He lived an interesting life, incredibly prolific in his writing, and quite the rabbithole filled with good lore and funny quotes… he devoted himself to reading and writing while supporting himself as a freelance translator of business correspondence. The man was so committed to his work that is possible that he died a virgin, with his only known relationship abandoned because of how weird he was, like signing his letters to her as Álvaro de Campos.
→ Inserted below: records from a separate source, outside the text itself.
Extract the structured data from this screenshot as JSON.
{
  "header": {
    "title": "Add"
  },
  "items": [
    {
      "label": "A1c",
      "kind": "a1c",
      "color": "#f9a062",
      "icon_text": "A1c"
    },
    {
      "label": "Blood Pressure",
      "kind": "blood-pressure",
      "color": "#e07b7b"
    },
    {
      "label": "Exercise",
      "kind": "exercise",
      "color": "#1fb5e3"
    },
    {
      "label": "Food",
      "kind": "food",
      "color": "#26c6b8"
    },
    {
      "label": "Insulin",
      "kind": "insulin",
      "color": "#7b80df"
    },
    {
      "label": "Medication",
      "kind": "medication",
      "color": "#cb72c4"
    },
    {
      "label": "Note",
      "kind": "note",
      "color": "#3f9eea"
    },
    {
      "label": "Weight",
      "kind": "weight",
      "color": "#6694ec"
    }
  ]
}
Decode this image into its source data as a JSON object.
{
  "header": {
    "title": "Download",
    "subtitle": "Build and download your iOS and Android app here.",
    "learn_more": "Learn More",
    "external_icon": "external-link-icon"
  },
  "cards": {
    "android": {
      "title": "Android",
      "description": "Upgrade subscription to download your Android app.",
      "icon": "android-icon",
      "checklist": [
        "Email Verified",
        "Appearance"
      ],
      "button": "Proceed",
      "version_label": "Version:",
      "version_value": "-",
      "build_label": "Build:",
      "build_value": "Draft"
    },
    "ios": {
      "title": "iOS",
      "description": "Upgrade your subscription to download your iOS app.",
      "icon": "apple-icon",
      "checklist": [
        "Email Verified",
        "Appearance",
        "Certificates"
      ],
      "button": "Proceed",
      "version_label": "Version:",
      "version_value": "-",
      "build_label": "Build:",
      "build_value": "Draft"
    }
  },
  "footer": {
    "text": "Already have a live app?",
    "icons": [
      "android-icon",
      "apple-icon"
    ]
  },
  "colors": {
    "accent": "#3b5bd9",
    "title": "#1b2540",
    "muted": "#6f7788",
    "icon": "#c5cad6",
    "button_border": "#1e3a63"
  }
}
I am now in full possession of the fundamental laws of literary art. Shakespeare can no longer teach me to be subtle, nor Milton to be complete. My intellect has attained a pliancy and a reach that enable me to assume any emotion I desire and enter at will into any state of mind. For that which it is ever an effort and an anguish to strive for, completeness, no book at all can be an aid.
from his personal notes.
He lived with a constant fear of madness (said to have seen his “face fading out” and being replaced by some of his alter-egos) and was very interested in mysticism, including Chaos Magick (I had my phase too, and a draft I might finish at some point) and even corresponded with and translated works from Aleister Crowley, going as far as helping him fake his own suicide in Lisbon…
The poem fragment on the ssh screen, Ode Triunfal, was written by one alter ego that does not appear on the vocab: Álvaro de Campos. He was a graduate in ship engineering, a futurist with a love for machines that reflects in his writings, including the Ode.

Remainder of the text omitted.